12. Moreover, an election petition can be filed only by a defeated candidate or by five electors. This objection relating to delimitation could not be filed by the residents in the extended area, as, according to the Government, they were not entitled to vote in this election. It cannot, therefore, be said that the petitioners in the present case had an alternative remedy which was equally appropriate and effective.
Undoubtedly a statutory remedy displaces a writ in the nature of quo warranto, but it is not so displaced if the objection taken falls outside the scope of the statutory remedy. Further, an election petition may be maintained by a defeated candidate or by five voters in enforcement of their right under the Election Rules, but a quo warranto can also be invoked by the people in their sovereign capacity as an inherent right (vide para 150 of Extraordinary Legal Remedies by Ferris). After all every subject has inherent right in seeing that public duties are performed by those competent to exercise them.

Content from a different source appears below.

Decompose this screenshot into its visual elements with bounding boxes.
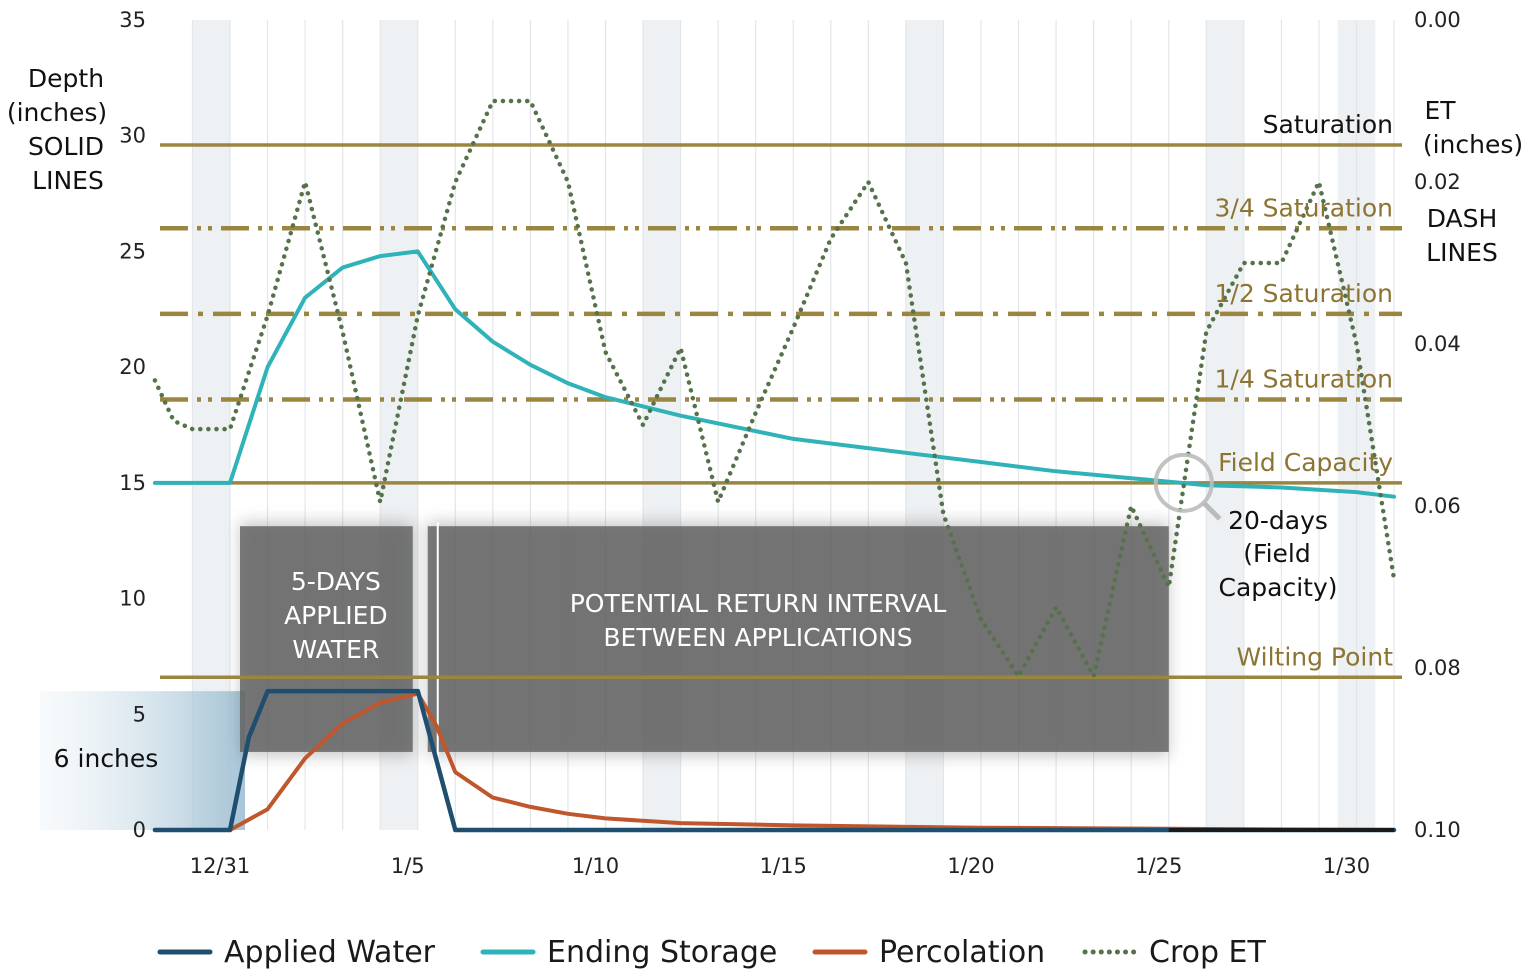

13. Now, the only point that remains to be considered is whether I should in the exercise of my discretion issue the writ prayed for by the petitioners. This is not a writ which the petitioners are entitled to as a matter ot right. I am conscious of the fact that it is highly inconvenient to the people concerned it an election is set aside, but I am convinced that in the present case the residents as a whole in this municipal town have not been able to express their opinion properly and it appears that a considerable number of them have been disenfranchised, if the plea of the Government is to be accepted.
If by any chance some of those who have been residing or carrying on business in the extended area's have cast their votes, then this has not been done in accordance with law. The objection in this case to the absence of valid delimitation of constituencies is not merely of a technical nature but is of substance. This defect was brought to the notice of the Deputy Commissioner concerned before the elections were held, but it was ignored by the authorities concerned. I have, therefore, decided though with reluctance, to set aside the election. No other point was argued before me nor was it urged that a writ in the nature of quo warranto could not be issued in the present case.
14. For all these reasons this petition succeeds. I declare the office of the ten elected members (respondents Nos. 3 to 12) to be vacant and I order that these members be restrained from discharging any of the functions, rights and duties of a member of the Barnala Municipality. The petitioners will get their costs from respondents Nos. 1 and 2. Counsel's fee Rs. 100/-.